How do you measure the distance from the earth to the sun? In 1716 Edmund Halley (he of the comet) illustrated that it could be calculated by timing the transit of Venus across the sun’s face, which led to Captain James Cook’s first voyage around the world in 1769.
Cook himself was one of the astronomers on board Endeavour. The other was Charles Green, and they trained others on board as observers. The voyage to Tahiti took about eight months, about as long as it would take modern astronauts to reach Mars. They set up three portable observatories on the islands of Tahiti and Moorea, with instruments supplied by the Royal Society and Royal Observatory. The telescopes included Gregorian reflectors fitted with micrometers. Isaac Newton may have been the first to build a reflecting telescope in 1668, but not the first to design one. That was Scottish mathematician James Gregory five years earlier.
The weather smiled on Cook, Green et al, although their observations were sabotaged by the “black drop effect”. Neverthless, the observations taken on 3 June 1769 gave the distance from the earth to the sun as 93,726,900 miles, about 0.8% out. Not bad!
Both this and the earlier unsuccessful attempt in 1761 were international endeavours, with observations taken across the globe. Even though Britain and France were at war or in competition, each granted safe passage to the other’s astronomers. But Cook had other sealed orders to open after the transit – to seek and claim Terra Australis Incognita. This led to the charting of New Zealand and eastern Australia, including Botany Bay.

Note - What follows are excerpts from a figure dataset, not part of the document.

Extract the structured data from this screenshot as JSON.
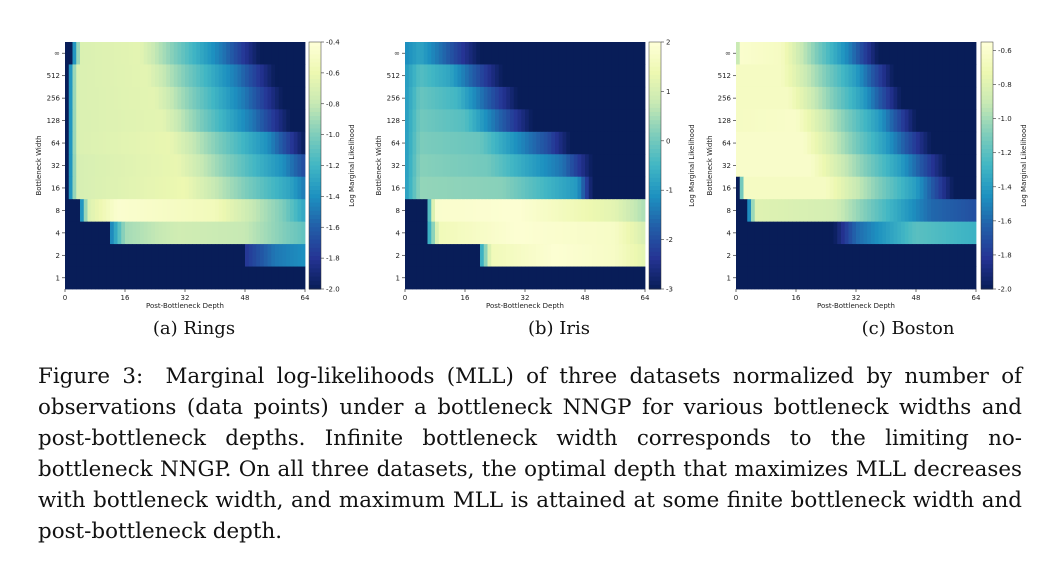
{
  "colors": {
    "cmap": [
      "#081d58",
      "#253494",
      "#225ea8",
      "#1d91c0",
      "#41b6c4",
      "#7fcdbb",
      "#c7e9b4",
      "#edf8b1",
      "#ffffd9"
    ],
    "background": "#ffffff"
  },
  "figure": {
    "caption_label": "Figure 3:",
    "caption_text": "Marginal log-likelihoods (MLL) of three datasets normalized by number of observations (data points) under a bottleneck NNGP for various bottleneck widths and post-bottleneck depths. Infinite bottleneck width corresponds to the limiting no-bottleneck NNGP. On all three datasets, the optimal depth that maximizes MLL decreases with bottleneck width, and maximum MLL is attained at some finite bottleneck width and post-bottleneck depth."
  },
  "chart_data": [
    {
      "type": "heatmap",
      "subcaption": "(a) Rings",
      "xlabel": "Post-Bottleneck Depth",
      "ylabel": "Bottleneck Width",
      "colorbar_label": "Log Marginal Likelihood",
      "x_ticks": [
        "0",
        "16",
        "32",
        "48",
        "64"
      ],
      "x_range": [
        0,
        64
      ],
      "y_ticks": [
        "∞",
        "512",
        "256",
        "128",
        "64",
        "32",
        "16",
        "8",
        "4",
        "2",
        "1"
      ],
      "clim": [
        -2.0,
        -0.4
      ],
      "colorbar_ticks": [
        "-0.4",
        "-0.6",
        "-0.8",
        "-1.0",
        "-1.2",
        "-1.4",
        "-1.6",
        "-1.8",
        "-2.0"
      ],
      "colorbar_tick_values": [
        -0.4,
        -0.6,
        -0.8,
        -1.0,
        -1.2,
        -1.4,
        -1.6,
        -1.8,
        -2.0
      ],
      "rows": [
        {
          "width": "∞",
          "start": 2,
          "profile": [
            [
              2,
              -1.6
            ],
            [
              4,
              -0.7
            ],
            [
              20,
              -0.65
            ],
            [
              42,
              -1.5
            ],
            [
              52,
              -2.0
            ],
            [
              64,
              -2.0
            ]
          ]
        },
        {
          "width": "512",
          "start": 1,
          "profile": [
            [
              1,
              -1.6
            ],
            [
              3,
              -0.7
            ],
            [
              22,
              -0.65
            ],
            [
              46,
              -1.5
            ],
            [
              56,
              -2.0
            ],
            [
              64,
              -2.0
            ]
          ]
        },
        {
          "width": "256",
          "start": 1,
          "profile": [
            [
              1,
              -1.6
            ],
            [
              3,
              -0.7
            ],
            [
              24,
              -0.65
            ],
            [
              48,
              -1.5
            ],
            [
              58,
              -2.0
            ],
            [
              64,
              -2.0
            ]
          ]
        },
        {
          "width": "128",
          "start": 1,
          "profile": [
            [
              1,
              -1.6
            ],
            [
              3,
              -0.7
            ],
            [
              26,
              -0.65
            ],
            [
              50,
              -1.5
            ],
            [
              60,
              -2.0
            ],
            [
              64,
              -2.0
            ]
          ]
        },
        {
          "width": "64",
          "start": 1,
          "profile": [
            [
              1,
              -1.6
            ],
            [
              3,
              -0.7
            ],
            [
              28,
              -0.62
            ],
            [
              54,
              -1.4
            ],
            [
              64,
              -2.0
            ]
          ]
        },
        {
          "width": "32",
          "start": 1,
          "profile": [
            [
              1,
              -1.6
            ],
            [
              3,
              -0.72
            ],
            [
              30,
              -0.62
            ],
            [
              58,
              -1.4
            ],
            [
              64,
              -1.7
            ]
          ]
        },
        {
          "width": "16",
          "start": 1,
          "profile": [
            [
              1,
              -1.6
            ],
            [
              3,
              -0.72
            ],
            [
              32,
              -0.6
            ],
            [
              60,
              -1.3
            ],
            [
              64,
              -1.5
            ]
          ]
        },
        {
          "width": "8",
          "start": 4,
          "profile": [
            [
              4,
              -1.6
            ],
            [
              6,
              -0.7
            ],
            [
              14,
              -0.45
            ],
            [
              40,
              -0.55
            ],
            [
              58,
              -1.0
            ],
            [
              64,
              -1.3
            ]
          ]
        },
        {
          "width": "4",
          "start": 12,
          "profile": [
            [
              12,
              -1.5
            ],
            [
              16,
              -0.9
            ],
            [
              30,
              -0.75
            ],
            [
              48,
              -0.8
            ],
            [
              64,
              -1.1
            ]
          ]
        },
        {
          "width": "2",
          "start": 48,
          "profile": [
            [
              48,
              -1.8
            ],
            [
              56,
              -1.5
            ],
            [
              64,
              -1.4
            ]
          ]
        },
        {
          "width": "1",
          "start": 64,
          "profile": [
            [
              64,
              -2.0
            ]
          ]
        }
      ]
    },
    {
      "type": "heatmap",
      "subcaption": "(b) Iris",
      "xlabel": "Post-Bottleneck Depth",
      "ylabel": "Bottleneck Width",
      "colorbar_label": "Log Marginal Likelihood",
      "x_ticks": [
        "0",
        "16",
        "32",
        "48",
        "64"
      ],
      "x_range": [
        0,
        64
      ],
      "y_ticks": [
        "∞",
        "512",
        "256",
        "128",
        "64",
        "32",
        "16",
        "8",
        "4",
        "2",
        "1"
      ],
      "clim": [
        -3,
        2
      ],
      "colorbar_ticks": [
        "2",
        "1",
        "0",
        "-1",
        "-2",
        "-3"
      ],
      "colorbar_tick_values": [
        2,
        1,
        0,
        -1,
        -2,
        -3
      ],
      "rows": [
        {
          "width": "∞",
          "start": 0,
          "profile": [
            [
              0,
              -1.2
            ],
            [
              4,
              -0.8
            ],
            [
              10,
              -1.6
            ],
            [
              20,
              -3.0
            ],
            [
              64,
              -3.0
            ]
          ]
        },
        {
          "width": "512",
          "start": 0,
          "profile": [
            [
              0,
              -1.0
            ],
            [
              4,
              -0.3
            ],
            [
              12,
              -0.8
            ],
            [
              26,
              -3.0
            ],
            [
              64,
              -3.0
            ]
          ]
        },
        {
          "width": "256",
          "start": 0,
          "profile": [
            [
              0,
              -1.0
            ],
            [
              4,
              -0.1
            ],
            [
              14,
              -0.5
            ],
            [
              30,
              -3.0
            ],
            [
              64,
              -3.0
            ]
          ]
        },
        {
          "width": "128",
          "start": 0,
          "profile": [
            [
              0,
              -1.0
            ],
            [
              4,
              0.0
            ],
            [
              16,
              -0.3
            ],
            [
              34,
              -3.0
            ],
            [
              64,
              -3.0
            ]
          ]
        },
        {
          "width": "64",
          "start": 0,
          "profile": [
            [
              0,
              -1.0
            ],
            [
              4,
              0.1
            ],
            [
              20,
              -0.1
            ],
            [
              38,
              -2.0
            ],
            [
              44,
              -3.0
            ],
            [
              64,
              -3.0
            ]
          ]
        },
        {
          "width": "32",
          "start": 0,
          "profile": [
            [
              0,
              -1.0
            ],
            [
              4,
              0.2
            ],
            [
              22,
              0.0
            ],
            [
              42,
              -1.5
            ],
            [
              50,
              -3.0
            ],
            [
              64,
              -3.0
            ]
          ]
        },
        {
          "width": "16",
          "start": 0,
          "profile": [
            [
              0,
              -1.0
            ],
            [
              4,
              0.3
            ],
            [
              26,
              0.2
            ],
            [
              46,
              -1.0
            ],
            [
              50,
              -3.0
            ],
            [
              64,
              -3.0
            ]
          ]
        },
        {
          "width": "8",
          "start": 6,
          "profile": [
            [
              6,
              -1.0
            ],
            [
              8,
              1.8
            ],
            [
              30,
              1.9
            ],
            [
              56,
              1.2
            ],
            [
              64,
              0.5
            ]
          ]
        },
        {
          "width": "4",
          "start": 6,
          "profile": [
            [
              6,
              -1.0
            ],
            [
              9,
              1.5
            ],
            [
              30,
              1.9
            ],
            [
              56,
              1.7
            ],
            [
              64,
              1.0
            ]
          ]
        },
        {
          "width": "2",
          "start": 20,
          "profile": [
            [
              20,
              -1.0
            ],
            [
              23,
              1.5
            ],
            [
              40,
              1.9
            ],
            [
              56,
              1.7
            ],
            [
              64,
              1.2
            ]
          ]
        },
        {
          "width": "1",
          "start": 64,
          "profile": [
            [
              64,
              -3.0
            ]
          ]
        }
      ]
    },
    {
      "type": "heatmap",
      "subcaption": "(c) Boston",
      "xlabel": "Post-Bottleneck Depth",
      "ylabel": "Bottleneck Width",
      "colorbar_label": "Log Marginal Likelihood",
      "x_ticks": [
        "0",
        "16",
        "32",
        "48",
        "64"
      ],
      "x_range": [
        0,
        64
      ],
      "y_ticks": [
        "∞",
        "512",
        "256",
        "128",
        "64",
        "32",
        "16",
        "8",
        "4",
        "2",
        "1"
      ],
      "clim": [
        -2.0,
        -0.55
      ],
      "colorbar_ticks": [
        "-0.6",
        "-0.8",
        "-1.0",
        "-1.2",
        "-1.4",
        "-1.6",
        "-1.8",
        "-2.0"
      ],
      "colorbar_tick_values": [
        -0.6,
        -0.8,
        -1.0,
        -1.2,
        -1.4,
        -1.6,
        -1.8,
        -2.0
      ],
      "rows": [
        {
          "width": "∞",
          "start": 0,
          "profile": [
            [
              0,
              -1.2
            ],
            [
              1,
              -0.6
            ],
            [
              12,
              -0.65
            ],
            [
              30,
              -1.5
            ],
            [
              38,
              -2.0
            ],
            [
              64,
              -2.0
            ]
          ]
        },
        {
          "width": "512",
          "start": 0,
          "profile": [
            [
              0,
              -0.65
            ],
            [
              12,
              -0.65
            ],
            [
              32,
              -1.4
            ],
            [
              42,
              -2.0
            ],
            [
              64,
              -2.0
            ]
          ]
        },
        {
          "width": "256",
          "start": 0,
          "profile": [
            [
              0,
              -0.65
            ],
            [
              14,
              -0.65
            ],
            [
              34,
              -1.4
            ],
            [
              44,
              -2.0
            ],
            [
              64,
              -2.0
            ]
          ]
        },
        {
          "width": "128",
          "start": 0,
          "profile": [
            [
              0,
              -0.65
            ],
            [
              16,
              -0.62
            ],
            [
              38,
              -1.4
            ],
            [
              48,
              -2.0
            ],
            [
              64,
              -2.0
            ]
          ]
        },
        {
          "width": "64",
          "start": 0,
          "profile": [
            [
              0,
              -0.62
            ],
            [
              18,
              -0.62
            ],
            [
              40,
              -1.4
            ],
            [
              52,
              -2.0
            ],
            [
              64,
              -2.0
            ]
          ]
        },
        {
          "width": "32",
          "start": 0,
          "profile": [
            [
              0,
              -0.62
            ],
            [
              20,
              -0.62
            ],
            [
              44,
              -1.4
            ],
            [
              56,
              -2.0
            ],
            [
              64,
              -2.0
            ]
          ]
        },
        {
          "width": "16",
          "start": 1,
          "profile": [
            [
              1,
              -1.6
            ],
            [
              2,
              -0.65
            ],
            [
              24,
              -0.65
            ],
            [
              48,
              -1.4
            ],
            [
              58,
              -2.0
            ],
            [
              64,
              -2.0
            ]
          ]
        },
        {
          "width": "8",
          "start": 3,
          "profile": [
            [
              3,
              -1.7
            ],
            [
              5,
              -0.8
            ],
            [
              26,
              -0.85
            ],
            [
              52,
              -1.6
            ],
            [
              64,
              -1.7
            ]
          ]
        },
        {
          "width": "4",
          "start": 26,
          "profile": [
            [
              26,
              -2.0
            ],
            [
              32,
              -1.6
            ],
            [
              48,
              -1.2
            ],
            [
              64,
              -1.3
            ]
          ]
        },
        {
          "width": "2",
          "start": 64,
          "profile": [
            [
              64,
              -2.0
            ]
          ]
        },
        {
          "width": "1",
          "start": 64,
          "profile": [
            [
              64,
              -2.0
            ]
          ]
        }
      ]
    }
  ]
}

At the Battle of Copenhagen in 1801, Nelson received an order transmitted by signal flag to withdraw his ships. Except he didn’t receive it, but lifted his telescope to his blind eye and said “I really do not see the signal”, thereby coining the phrase ‘to turn a blind eye’. Cursory googling reveals no extra details about the telescope.
Nowadays, telescopes are big enough to have names. But imagination has not kept up with gigantism. The Very Large Telescope, or VLT, is an array of four 8.2m reflecting telescopes in the Atacama desert in Chile. The Southern African Large Telescope, or SALT (kudos for the acronym), is in South Africa, in the Karoo. And the Very Large Array, or VLA, is a radio telescope in New Mexico.
Jocelyn Bell spent two years of her PhD building a radio telescope in a field, in theory to study quasars, but in practice to discover pulsars in 1967… for which she didn’t receive the Nobel Prize. Today, the rather more splendid sounding Interplanetary Scintillation Array looks as though it could be used to grow hops.
The Hubble Space Telescope was launched in 1990, and is still in operation. It has taken some remarkable pictures, including this HD panoramic view of the Andromeda Galaxy (see also video below), and done some science too. Apparently, anyone can apply for time on the telescope, including 13 amateur astronomers between 1990-97. Here’s how.
Finally, there will be a solar eclipse on 20th March. Don’t point a telescope directly at the sun. Enjoy!